Disproportional market growth, ever changing environment affecting people’s everyday business worldwide, a market driven by the users and not necessarily by the operators. Does this sound familiar? The Telecom Industry has shifted in the last decade, more than it has over the previous 50 years. From landline using the Operator’s network for phone calls to the current usage of video conferencing, Voice over IP (VoIP), Social media, streaming music, streaming TV, online banking etc, the list can be even longer, the users, independently from being a business user or a private user, are getting dependent on good quality service at all time from anywhere. The globalization of the world make people travel and expect an affordable service wherever they arrive.
The analyst firm Gartner states that the world has five billion mobile connections in 2010 and is expected to grow to 50 billion mobile connections globally by 2020. This is a tremendous growth where connections will be generated, not only from mobile devices but also equipment driven and steered over IP. According to Cisco’s research, the video traffic in 2011 consumed 52% of total traffic capacity where only 1 percent of the users globally consume 24% of the total mobile traffic. The traffic generated by Smartphones represents 82% of the total global handset traffic albeit it only represents 12% of handsets globally. However, the smartphone penetration is growing. Another growing device category is the smart pads or tablets which tripled to 34 million devices from 2010 to 2011.The tablets consumes with margin more than 300% more traffic than smartphones. By 2016, It is also expected that mobile connected tablets will generate as much traffic as the entire global mobile network in 2012.
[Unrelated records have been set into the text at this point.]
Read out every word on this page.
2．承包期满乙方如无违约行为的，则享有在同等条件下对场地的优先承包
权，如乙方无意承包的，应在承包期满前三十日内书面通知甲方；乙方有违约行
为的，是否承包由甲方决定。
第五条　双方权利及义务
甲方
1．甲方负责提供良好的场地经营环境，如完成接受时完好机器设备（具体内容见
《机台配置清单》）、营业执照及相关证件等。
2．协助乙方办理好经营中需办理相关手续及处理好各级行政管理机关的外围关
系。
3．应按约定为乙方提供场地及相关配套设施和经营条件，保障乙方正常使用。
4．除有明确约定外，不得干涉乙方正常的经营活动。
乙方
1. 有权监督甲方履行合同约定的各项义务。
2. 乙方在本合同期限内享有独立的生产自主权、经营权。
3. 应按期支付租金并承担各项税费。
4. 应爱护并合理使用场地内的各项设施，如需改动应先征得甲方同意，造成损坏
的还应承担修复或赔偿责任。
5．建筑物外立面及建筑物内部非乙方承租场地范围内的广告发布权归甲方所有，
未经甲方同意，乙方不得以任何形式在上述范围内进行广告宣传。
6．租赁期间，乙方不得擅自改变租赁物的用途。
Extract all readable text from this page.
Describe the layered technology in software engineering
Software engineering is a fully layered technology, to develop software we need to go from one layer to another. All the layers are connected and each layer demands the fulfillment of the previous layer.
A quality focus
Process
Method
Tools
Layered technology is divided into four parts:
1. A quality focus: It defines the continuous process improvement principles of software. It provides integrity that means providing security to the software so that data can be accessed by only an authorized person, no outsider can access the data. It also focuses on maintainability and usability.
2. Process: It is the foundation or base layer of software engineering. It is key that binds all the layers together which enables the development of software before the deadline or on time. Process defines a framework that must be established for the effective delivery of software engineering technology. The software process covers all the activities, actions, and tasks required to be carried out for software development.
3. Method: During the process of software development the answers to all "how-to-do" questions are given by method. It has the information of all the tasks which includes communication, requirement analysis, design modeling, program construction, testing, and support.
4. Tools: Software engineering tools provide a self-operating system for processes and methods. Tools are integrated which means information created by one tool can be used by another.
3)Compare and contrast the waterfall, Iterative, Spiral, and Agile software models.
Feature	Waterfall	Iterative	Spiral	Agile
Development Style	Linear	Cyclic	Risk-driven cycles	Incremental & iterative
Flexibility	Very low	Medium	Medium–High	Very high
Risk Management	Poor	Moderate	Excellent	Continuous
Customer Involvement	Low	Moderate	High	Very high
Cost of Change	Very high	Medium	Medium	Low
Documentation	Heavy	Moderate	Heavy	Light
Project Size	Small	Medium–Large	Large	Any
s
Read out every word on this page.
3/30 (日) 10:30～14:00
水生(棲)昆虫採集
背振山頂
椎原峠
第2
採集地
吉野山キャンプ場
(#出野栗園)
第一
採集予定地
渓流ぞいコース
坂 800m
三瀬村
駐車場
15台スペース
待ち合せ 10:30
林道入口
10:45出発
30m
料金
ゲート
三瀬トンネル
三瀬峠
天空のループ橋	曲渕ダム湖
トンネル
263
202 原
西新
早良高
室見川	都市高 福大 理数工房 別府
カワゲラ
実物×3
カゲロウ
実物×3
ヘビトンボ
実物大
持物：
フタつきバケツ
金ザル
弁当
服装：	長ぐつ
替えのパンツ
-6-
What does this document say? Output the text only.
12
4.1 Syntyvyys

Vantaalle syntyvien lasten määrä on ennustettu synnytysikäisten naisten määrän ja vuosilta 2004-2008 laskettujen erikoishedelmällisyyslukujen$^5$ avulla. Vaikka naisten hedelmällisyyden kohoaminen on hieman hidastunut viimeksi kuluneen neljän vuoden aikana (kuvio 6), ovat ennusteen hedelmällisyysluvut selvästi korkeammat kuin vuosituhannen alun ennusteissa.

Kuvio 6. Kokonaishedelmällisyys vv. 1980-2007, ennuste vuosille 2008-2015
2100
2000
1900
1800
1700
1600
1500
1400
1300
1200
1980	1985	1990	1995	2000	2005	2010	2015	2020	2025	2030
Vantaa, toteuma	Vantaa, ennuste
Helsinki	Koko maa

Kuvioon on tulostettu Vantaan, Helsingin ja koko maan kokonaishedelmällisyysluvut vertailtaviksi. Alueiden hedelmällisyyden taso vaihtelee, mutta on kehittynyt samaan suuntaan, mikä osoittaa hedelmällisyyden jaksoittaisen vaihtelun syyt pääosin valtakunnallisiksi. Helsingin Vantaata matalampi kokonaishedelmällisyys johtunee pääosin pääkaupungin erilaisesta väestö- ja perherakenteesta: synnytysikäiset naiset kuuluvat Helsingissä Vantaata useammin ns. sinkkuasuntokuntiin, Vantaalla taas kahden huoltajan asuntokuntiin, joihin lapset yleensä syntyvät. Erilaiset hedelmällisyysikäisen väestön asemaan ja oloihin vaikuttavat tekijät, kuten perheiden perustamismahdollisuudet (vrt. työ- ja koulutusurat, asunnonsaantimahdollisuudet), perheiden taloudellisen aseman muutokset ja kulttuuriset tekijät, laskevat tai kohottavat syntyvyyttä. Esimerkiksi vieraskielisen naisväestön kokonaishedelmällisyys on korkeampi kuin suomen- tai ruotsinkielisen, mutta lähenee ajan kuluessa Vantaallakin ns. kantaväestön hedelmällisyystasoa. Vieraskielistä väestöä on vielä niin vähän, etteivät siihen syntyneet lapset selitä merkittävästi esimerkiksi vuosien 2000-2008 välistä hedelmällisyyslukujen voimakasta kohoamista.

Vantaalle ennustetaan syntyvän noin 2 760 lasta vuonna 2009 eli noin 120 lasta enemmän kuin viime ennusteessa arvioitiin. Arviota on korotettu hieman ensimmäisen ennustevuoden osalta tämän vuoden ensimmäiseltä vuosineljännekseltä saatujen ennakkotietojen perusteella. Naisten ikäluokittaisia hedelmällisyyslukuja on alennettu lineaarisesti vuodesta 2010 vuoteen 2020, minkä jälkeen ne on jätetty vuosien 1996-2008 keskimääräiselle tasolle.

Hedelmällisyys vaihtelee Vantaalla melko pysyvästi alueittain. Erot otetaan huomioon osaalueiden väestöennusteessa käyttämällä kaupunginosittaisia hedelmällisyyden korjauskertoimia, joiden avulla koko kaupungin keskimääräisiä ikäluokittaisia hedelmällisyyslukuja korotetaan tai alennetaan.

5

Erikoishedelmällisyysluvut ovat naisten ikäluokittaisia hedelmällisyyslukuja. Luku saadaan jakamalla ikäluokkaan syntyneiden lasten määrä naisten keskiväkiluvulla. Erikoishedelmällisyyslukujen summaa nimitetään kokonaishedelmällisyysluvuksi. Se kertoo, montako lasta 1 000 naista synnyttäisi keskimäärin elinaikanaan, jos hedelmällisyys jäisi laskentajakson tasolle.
The exponential growth of connections and the growth experienced and predicted over the coming years, require a growth in the capacity in the operator’s networks. This along with the “pickiness” of consumer behavior where the reality of the market is characterized by high churn or customers moving from one operator to another due to lacking service creates a forced situation for operators to invest in infrastructure. The winner is believed to be the operator with the best service in the network both on the Radio segment (licensed) as well as the Wi-Fi (unlicensed) segment. The exercise to build out is related to heavy investments especially when building out Radio networks.